The problems cited by the TIGTA included the fact that under the revised agreement, Free File "is limited to specific taxpayers, may be difficult for some taxpayers to use, and allows alliance members to promote products that are not always in the best interest of taxpayers."

The report suggested that the problems associated with the Free File Program might be having a negative effect on the growth of electronic filing overall. Because of the decline in participation in Free File, overall electronic tax filings increased by a disappointing 6 percent by the end of April 2006.

"In 2005, 72.5 percent of the approximately 62 million taxpayers who filed their returns on paper actually prepared their returns on computers. If these taxpayers would file electronically, the IRS could save approximately $106.7 million in processing costs," the report added.

Prior to the IRS's decision, outgoing Senate Finance Committee chair Charles Grassley, R-Iowa, blasted tax software companies for their attempts to use the Free File program to promote the add-on services. "The industry appears to be using the Free File program as an opportunity to bolster its revenue through the sale of ancillary products at taxpayer expense," he said in response to the report. "I'm all for private enterprise, but not when it co-opts taxpayer service."

At the time, Grassley's successor as chair of the Finance Committee, Sen. Max Baucus, D-Mont., also had exhorted the IRS to "take a good, hard look at the Free File program to make sure it is working effectively for honest Americans who are trying to pay their taxes."

In a joint letter to Everson, Baucus and Grassley accused the IRS of "putting the taxpayer second in line behind the tax preparation industry," adding that "the result is negatively affecting participation in the Free File Program and the overall growth of electronic filing."

Currently the IRS is considering additional changes to Free File for the 2007 filing season, and both Grassley and Baucus raised the possibility of scrapping the agency's deal with the alliance and developing a new system of direct online tax filing.

CONCERNS LEFT AND RIGHT

Suggestions that the IRS pull the plug on Free File stirred concerns in the tax software industry, as well as among a strange-bedfellow mixture of free-enterprise conservatives and left-leaning House Democrats from Silicon Valley.

Conservative groups, such as the National Taxpayers Union, FreedomWorks, Americans for Tax Reform and the American Conservative Union, are voicing strong support for the alliance - a partnership that they consider preferable to involving the federal government directly in the tax preparation process. Such IRS involvement "would represent a dangerous conflict of interest, as the tax collector and enforcer becomes tax preparer," a spokesman for FreedomWorks said in a letter to lawmakers.
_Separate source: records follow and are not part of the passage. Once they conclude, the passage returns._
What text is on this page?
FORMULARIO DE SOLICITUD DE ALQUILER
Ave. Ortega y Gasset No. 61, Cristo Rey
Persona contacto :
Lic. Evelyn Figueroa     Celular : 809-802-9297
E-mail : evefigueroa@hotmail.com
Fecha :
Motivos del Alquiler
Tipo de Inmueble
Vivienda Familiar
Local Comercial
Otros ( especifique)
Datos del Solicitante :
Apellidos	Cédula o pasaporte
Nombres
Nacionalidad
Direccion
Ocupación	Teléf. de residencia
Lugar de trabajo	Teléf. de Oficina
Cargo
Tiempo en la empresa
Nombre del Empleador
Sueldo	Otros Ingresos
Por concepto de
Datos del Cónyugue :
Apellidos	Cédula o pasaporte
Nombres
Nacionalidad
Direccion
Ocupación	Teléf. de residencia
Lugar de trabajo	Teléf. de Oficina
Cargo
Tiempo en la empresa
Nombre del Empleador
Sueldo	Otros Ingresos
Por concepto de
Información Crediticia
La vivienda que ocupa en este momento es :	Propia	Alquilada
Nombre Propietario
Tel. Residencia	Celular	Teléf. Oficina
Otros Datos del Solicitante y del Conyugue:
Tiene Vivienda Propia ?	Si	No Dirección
Meanwhile, on Capitol Hill, a number of House members with ties to California's software industry were pushing for legislation that would counter efforts to displace the Free File Alliance.

The IRS decision also made redundant a recent bill advanced by California House Democrats Zoe Lofgren and Anna Eshoo that would have granted a stamp of approval for the Free File "means test," in return for prohibiting FFA members from selling add-on products. The bill would also encourage, but not require, members to provide state as well as federal tax prep services to eligible taxpayers.

Lofgren and Eshoo are also co-sponsors of separate legislation to protect the tax software industry by specifically prohibiting the IRS from providing "taxpayers with free individual tax electronic preparation and filing services except through the Free File program" or other existing IRS assistance programs.